Some people organize their book shelves by author name, book title, or even by color—but if you take a more chaotic approach and can never find the book you’re looking for, the optical character recognition (OCR) feature on the iPhone can help you out. Just take a photo, wait a few minutes, and search for the book title in the photos app. Your phone will point to the book.

Reddit Gtapex user pointed this out last week and I couldn’t stop thinking about it. I tested it out by taking a picture of my book shelf, waiting a minute for the OCR processing to happen, and searching for the word “Plato”, intentionally choosing one of the physically smaller books on the shelf. The result came up right away.

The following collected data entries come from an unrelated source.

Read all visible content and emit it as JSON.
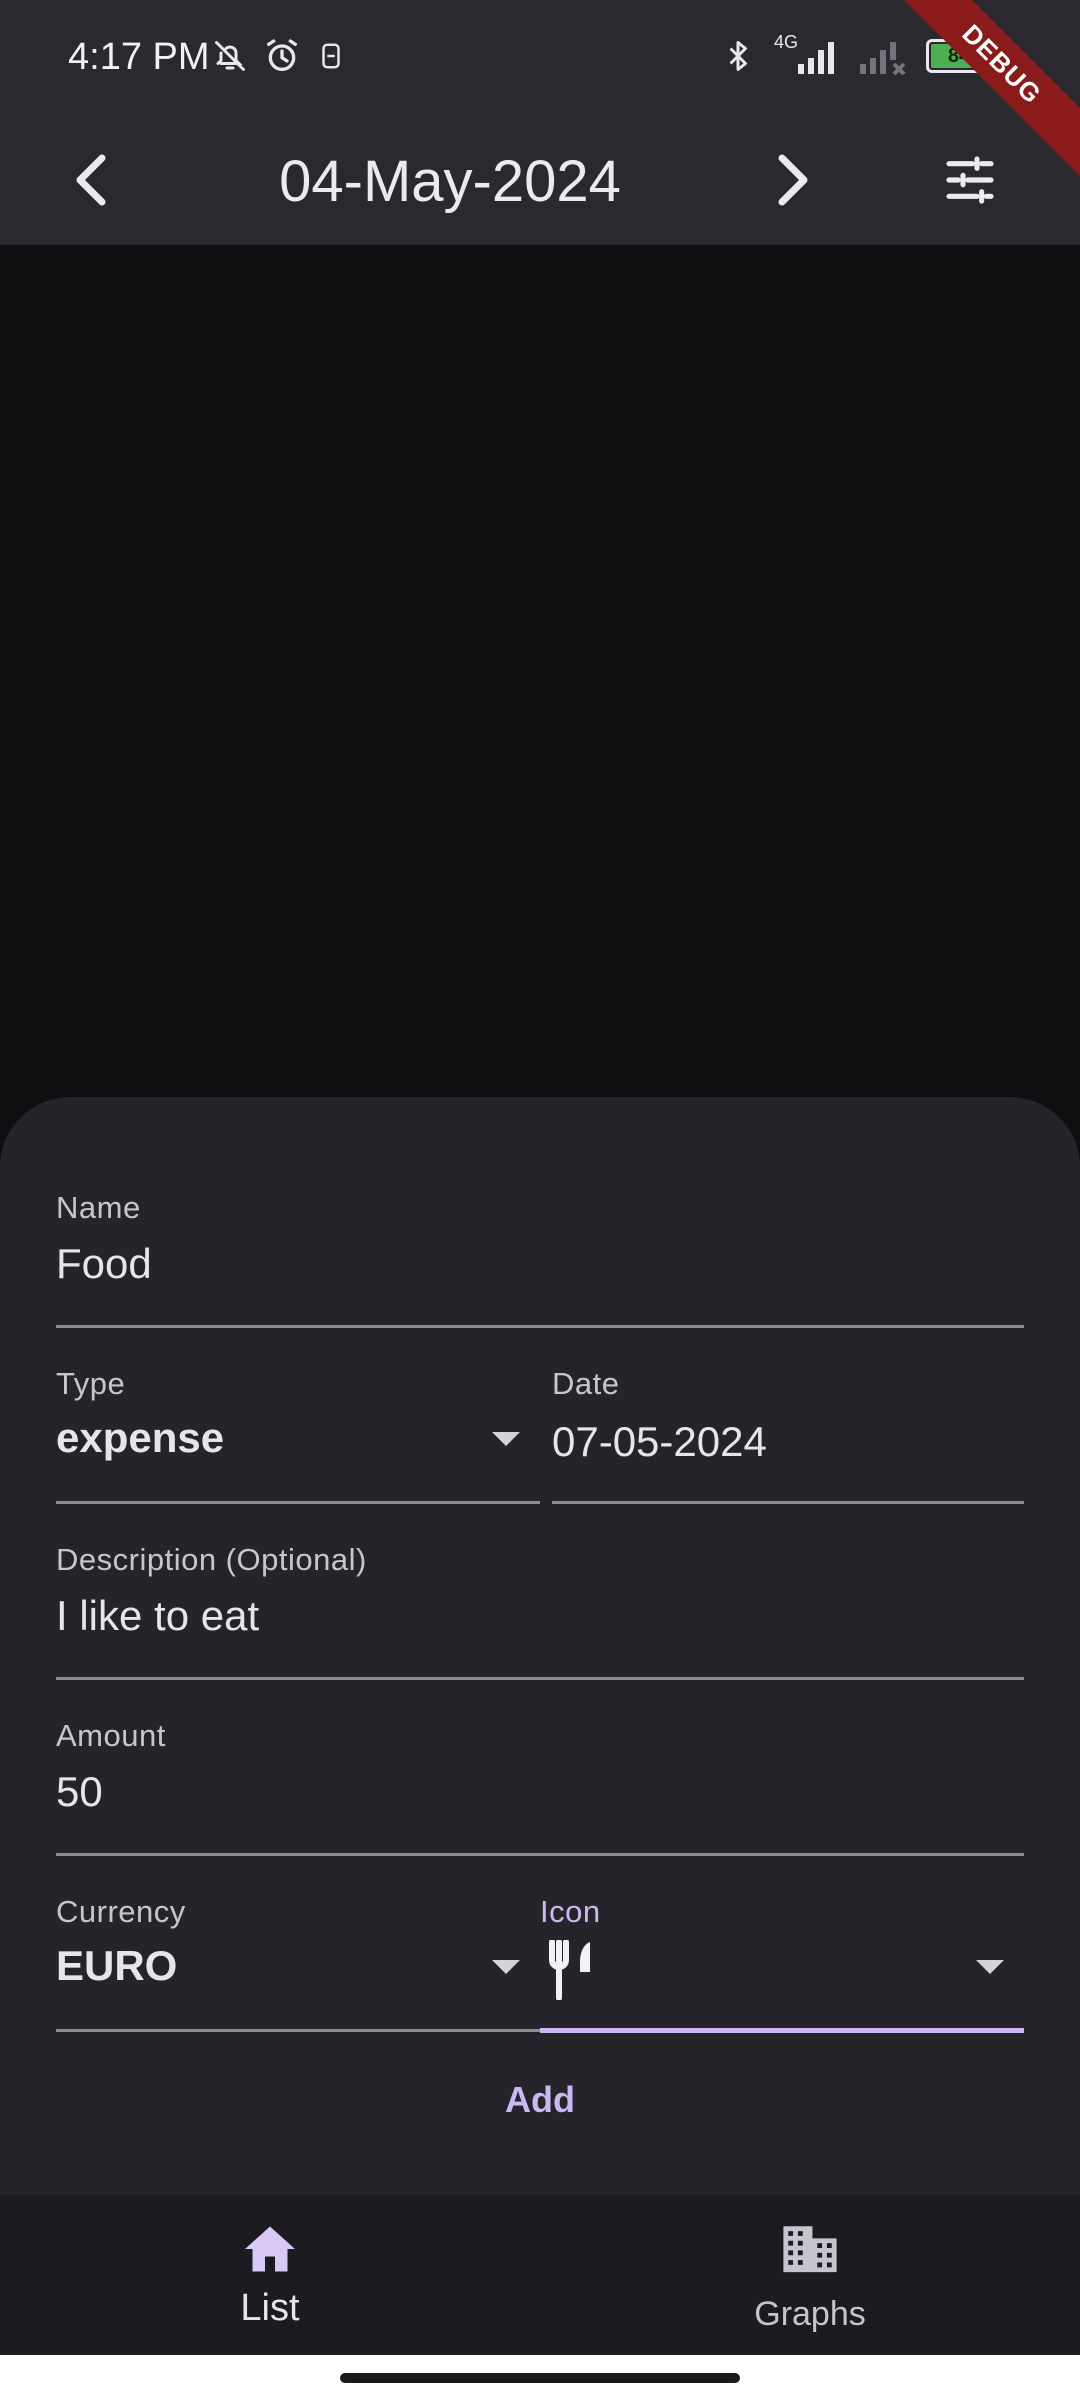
{
  "status_bar": {
    "time": "4:17 PM",
    "network": "4G",
    "battery": "84",
    "left_icons": [
      "bell-off-icon",
      "alarm-icon",
      "sim-icon"
    ],
    "right_icons": [
      "bluetooth-icon",
      "signal-icon",
      "signal-no-service-icon"
    ]
  },
  "debug_banner": "DEBUG",
  "app_bar": {
    "title": "04-May-2024",
    "prev_icon": "chevron-left-icon",
    "next_icon": "chevron-right-icon",
    "filter_icon": "tune-icon"
  },
  "form": {
    "name": {
      "label": "Name",
      "value": "Food"
    },
    "type": {
      "label": "Type",
      "value": "expense"
    },
    "date": {
      "label": "Date",
      "value": "07-05-2024"
    },
    "description": {
      "label": "Description (Optional)",
      "value": "I like to eat"
    },
    "amount": {
      "label": "Amount",
      "value": "50"
    },
    "currency": {
      "label": "Currency",
      "value": "EURO"
    },
    "icon": {
      "label": "Icon",
      "value_icon": "restaurant-icon"
    },
    "add_label": "Add"
  },
  "bottom_nav": {
    "items": [
      {
        "label": "List",
        "icon": "home-icon",
        "selected": true
      },
      {
        "label": "Graphs",
        "icon": "building-icon",
        "selected": false
      }
    ]
  },
  "colors": {
    "accent": "#cbb8f2",
    "app_bar": "#2a2930",
    "sheet": "#25242b",
    "background": "#0f0f12"
  }
}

A search for "Plato" in the photos app brings up one result: the picture I just took of my bookshelf.


Credit: Justin Pot

I tapped the photo and, sure enough, there was even a yellow marker showing me where the exact book is.

The same book shelf with a yellow dot showing where my copy of 'Plato's Republic' is.


Credit: Justin Pot

Not bad, especially considering that this wasn’t a very good photo—the angle was awkward and the lighting was bad. I could imagine this being even more useful if I had a much larger bookshelf.

And it’s not just useful for bookshelves. You could use this to browse your DVD, Blu-Ray, or CD collection. It could also come in very handy if you ever find yourself looking for something specific in a thrift store, or any other chaotic space with a lot of media—just take a photo, run a search, and see where the thing you’re looking for is.

The Redditor speculated that this feature could also work on an Android device, and there’s no reason I can think of why that wouldn’t be the case. When I tried using both a Samsung phone, however, searching for book titles in Google Photos gave no results whatsoever. I tried again using the web version of Google Photos and it still didn’t work. I would love to be wrong, though—if any Android users get this working, please let me know.